Poésie, Théâtre, amitié
par Auteur le Dim 30 Sep - 16:36
Fauteuil, table, lit, placard, fenêtre que je ne peux pas ouvrir, porte, salle de bain ?, baignoire, évier, porte, couloir, placard ? Robe rouge, tissus épais, bottes solides… Mon cœur qui bat. Qui suis-je ? Joy. Je m’appelle Joy Meára. Je m’appelle Joy Meára, je suis une ancienne comédienne. Je sais qui je suis. Les drogues du Centre Rouge n’ont pas effacé ma mémoire, j’en ai une trop bonne. Il fait nuit dehors et j’ai l’impression que mon cœur battant laisse une marque sur la vitre glacée. Pourquoi je suis là. Pourquoi je suis vivante. Pourquoi mon cœur bat dans mon torse. Toujours les mêmes phrases. Ce ne sont pas des questions. Parce qu’aux questions, on peut trouver des réponses. Pas là. C’est ainsi.

J’ai l’impression… J’ai l’impression d’être un personnage d’une mauvaise pièce de théâtre. D’une très très mauvaise pièce de théâtre. Je n’en ai pas beaucoup joué, grâce à mon producteur, mais j’en ai vu beaucoup. Et… C’est horrible. Je joue une espèce de servante heureuse de se faire maltraiter. Qui suis-je encore vraiment ? Destagger ou encore Joy ? Non. Destagger n’est que l’enveloppe dans laquelle on m’a mise. Je suis toujours Joy.

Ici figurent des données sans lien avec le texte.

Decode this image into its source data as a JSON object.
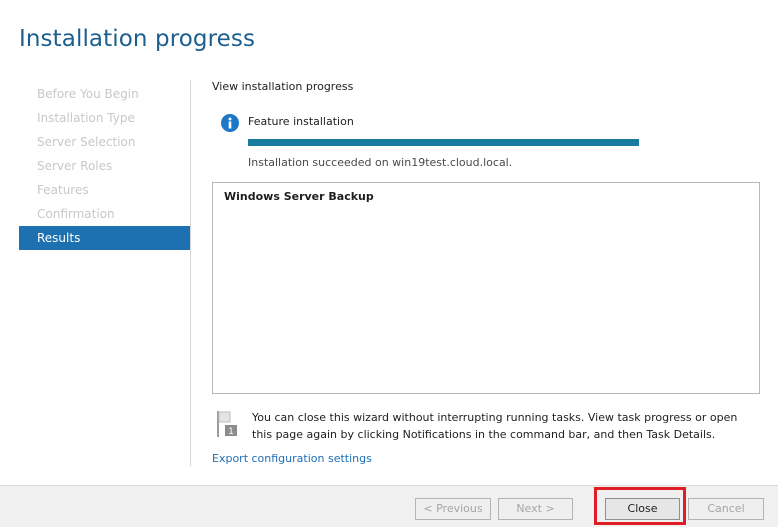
{
  "header": {
    "title": "Installation progress"
  },
  "nav": {
    "items": [
      {
        "label": "Before You Begin"
      },
      {
        "label": "Installation Type"
      },
      {
        "label": "Server Selection"
      },
      {
        "label": "Server Roles"
      },
      {
        "label": "Features"
      },
      {
        "label": "Confirmation"
      },
      {
        "label": "Results",
        "active": true
      }
    ]
  },
  "main": {
    "section_title": "View installation progress",
    "feature_label": "Feature installation",
    "progress": {
      "value_percent": 100,
      "color": "#187c9e"
    },
    "status_text": "Installation succeeded on win19test.cloud.local.",
    "results_items": [
      "Windows Server Backup"
    ],
    "notice_text": "You can close this wizard without interrupting running tasks. View task progress or open this page again by clicking Notifications in the command bar, and then Task Details.",
    "export_link": "Export configuration settings"
  },
  "footer": {
    "previous_label": "< Previous",
    "next_label": "Next >",
    "close_label": "Close",
    "cancel_label": "Cancel"
  },
  "colors": {
    "title": "#1c5f8e",
    "nav_active": "#1d71b0",
    "link": "#1d6fb5",
    "highlight": "#e01d24",
    "info_icon": "#1d78c8"
  },
  "icons": {
    "info": "info-icon",
    "notice": "flag-icon"
  }
}
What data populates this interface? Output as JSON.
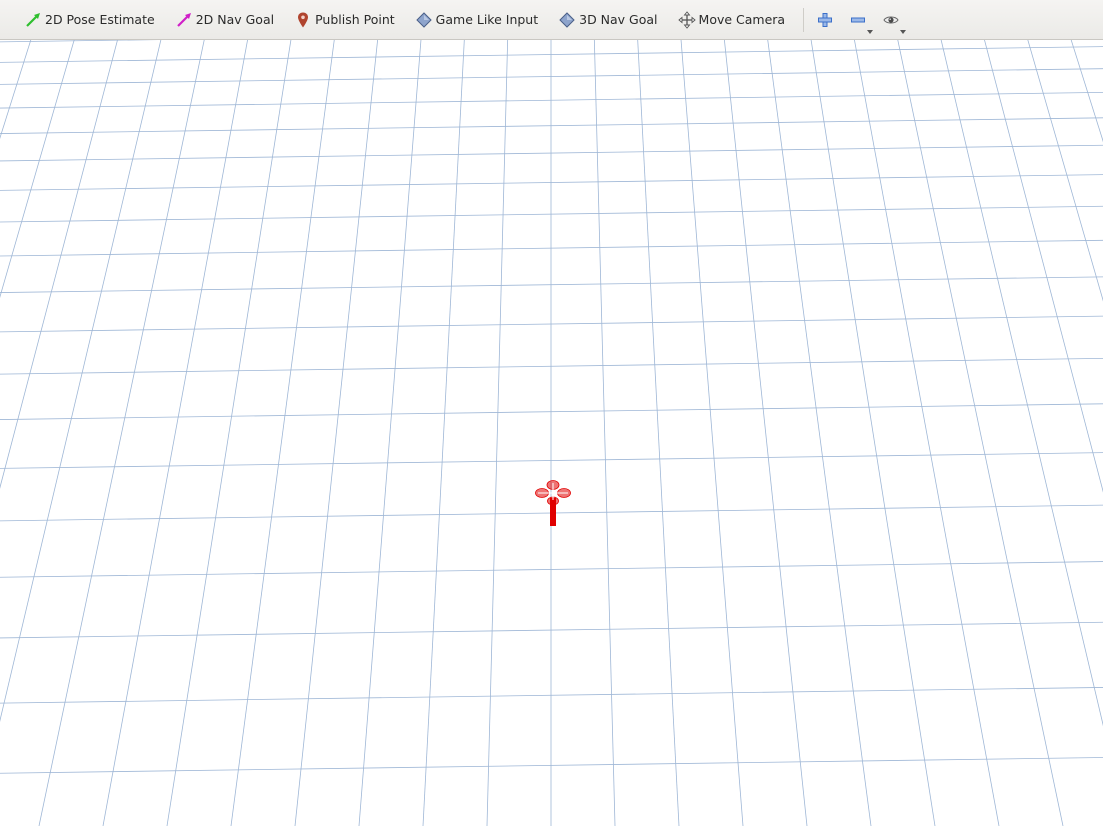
{
  "toolbar": {
    "tools": [
      {
        "label": "2D Pose Estimate",
        "icon": "green-arrow-icon",
        "color": "#2fbf2f"
      },
      {
        "label": "2D Nav Goal",
        "icon": "magenta-arrow-icon",
        "color": "#d020c8"
      },
      {
        "label": "Publish Point",
        "icon": "map-pin-icon",
        "color": "#b0442e"
      },
      {
        "label": "Game Like Input",
        "icon": "diamond-icon",
        "color": "#6d86b3"
      },
      {
        "label": "3D Nav Goal",
        "icon": "diamond-icon",
        "color": "#6d86b3"
      },
      {
        "label": "Move Camera",
        "icon": "move-cross-icon",
        "color": "#555555"
      }
    ],
    "actions": [
      {
        "name": "add-tool-button",
        "icon": "plus-icon",
        "color": "#3b6fc9"
      },
      {
        "name": "remove-tool-button",
        "icon": "minus-icon",
        "color": "#3b6fc9"
      },
      {
        "name": "view-options-button",
        "icon": "eye-icon",
        "color": "#555555"
      }
    ]
  },
  "viewport": {
    "background": "#ffffff",
    "grid_color": "#9fb7d6",
    "robot_color": "#e00000"
  }
}
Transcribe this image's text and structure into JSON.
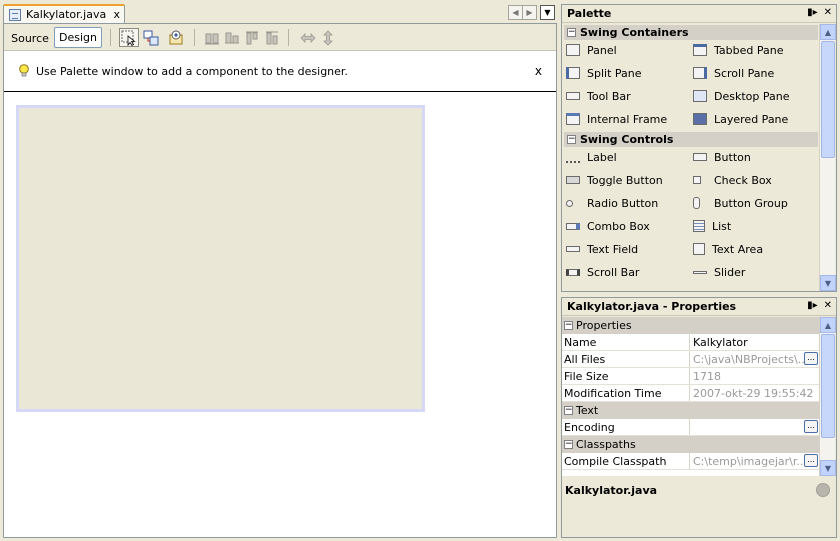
{
  "editor": {
    "tab_label": "Kalkylator.java",
    "tab_close": "x",
    "nav_left": "◀",
    "nav_right": "▶",
    "tab_menu": "▼",
    "source_label": "Source",
    "design_label": "Design",
    "hint_text": "Use Palette window to add a component to the designer.",
    "hint_close": "x"
  },
  "palette": {
    "title": "Palette",
    "ctrl_min": "▮▸",
    "ctrl_close": "✕",
    "categories": [
      {
        "label": "Swing Containers",
        "toggle": "−",
        "items": [
          "Panel",
          "Tabbed Pane",
          "Split Pane",
          "Scroll Pane",
          "Tool Bar",
          "Desktop Pane",
          "Internal Frame",
          "Layered Pane"
        ]
      },
      {
        "label": "Swing Controls",
        "toggle": "−",
        "items": [
          "Label",
          "Button",
          "Toggle Button",
          "Check Box",
          "Radio Button",
          "Button Group",
          "Combo Box",
          "List",
          "Text Field",
          "Text Area",
          "Scroll Bar",
          "Slider"
        ]
      }
    ]
  },
  "properties": {
    "title": "Kalkylator.java - Properties",
    "ctrl_min": "▮▸",
    "ctrl_close": "✕",
    "groups": [
      {
        "label": "Properties",
        "toggle": "−",
        "rows": [
          {
            "name": "Name",
            "value": "Kalkylator",
            "readonly": false,
            "button": false
          },
          {
            "name": "All Files",
            "value": "C:\\java\\NBProjects\\...",
            "readonly": true,
            "button": true
          },
          {
            "name": "File Size",
            "value": "1718",
            "readonly": true,
            "button": false
          },
          {
            "name": "Modification Time",
            "value": "2007-okt-29 19:55:42",
            "readonly": true,
            "button": false
          }
        ]
      },
      {
        "label": "Text",
        "toggle": "−",
        "rows": [
          {
            "name": "Encoding",
            "value": "",
            "readonly": false,
            "button": true
          }
        ]
      },
      {
        "label": "Classpaths",
        "toggle": "−",
        "rows": [
          {
            "name": "Compile Classpath",
            "value": "C:\\temp\\imagejar\\r...",
            "readonly": true,
            "button": true
          }
        ]
      }
    ],
    "ellipsis": "...",
    "status": "Kalkylator.java"
  },
  "colors": {
    "window_bg": "#ece9d8",
    "tab_highlight": "#f0a030",
    "canvas_bg": "#ebe7d6",
    "canvas_border": "#d5d8f7",
    "scroll_blue": "#c1d3fb"
  }
}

Je suis toujours moi. La comédienne rousse au caractère bien trempé, au sourire moqueur ou enjôleur, avec la passion brûlant dans les veines. Tu te souviens sur scène ? Comment c’était ? Ta panique avant de monter sur scène ? Ouais Poppy. Je me souviens. Mon cœur qui battait à tout rompre, la chaleur dans tout mon cœur, C’est pas quand tu baisais ? Non pas que Poppy. La chaleur de l’excitation avant d’aller sur scène, le poids du costume, ou non, s’oublier dans un personnage qui n’est pas nous pour en ressortir plus grand, plus fort, distiller de soit dans le personnage.

Je ferme les yeux et me propulse dans mes souvenirs, loin d’ici. Je suis sur la scène de Boston, je suis libre, je joue, mon partenaire me regarde et je le soutiens silencieusement. On s’écarte, on se repousse, on s’aime on se hait. On joue. Vie, personnages, acteurs, comédies, tragédies, je suis moi, je ne suis plus moi. Je vis je respire… Le frôlement de la jupe de mon costume sur mes jambes, mes pieds nus sur le poids de la scène… Mon corps se souvient encore des mouvements, de la respiration, de la pose. Ma voix, au lieu d’être forte et puissante, est un murmure. Je ne veux réveiller personne. Roméo et Juliette. Une Juliette rousse pleine de passion, de vie et de délicatesse. Juliette la catin qui a baisé avant le mariage.

Je m’arrête soudain. La lumière de ma chambre a changé. Je pivote sur mes talons, tant pis. Si je dois mourir maintenant autant que cela soit avec Shakespeare. C’est la martha… Camila je crois. Je soutiens son regard et relève même le menton. Fière.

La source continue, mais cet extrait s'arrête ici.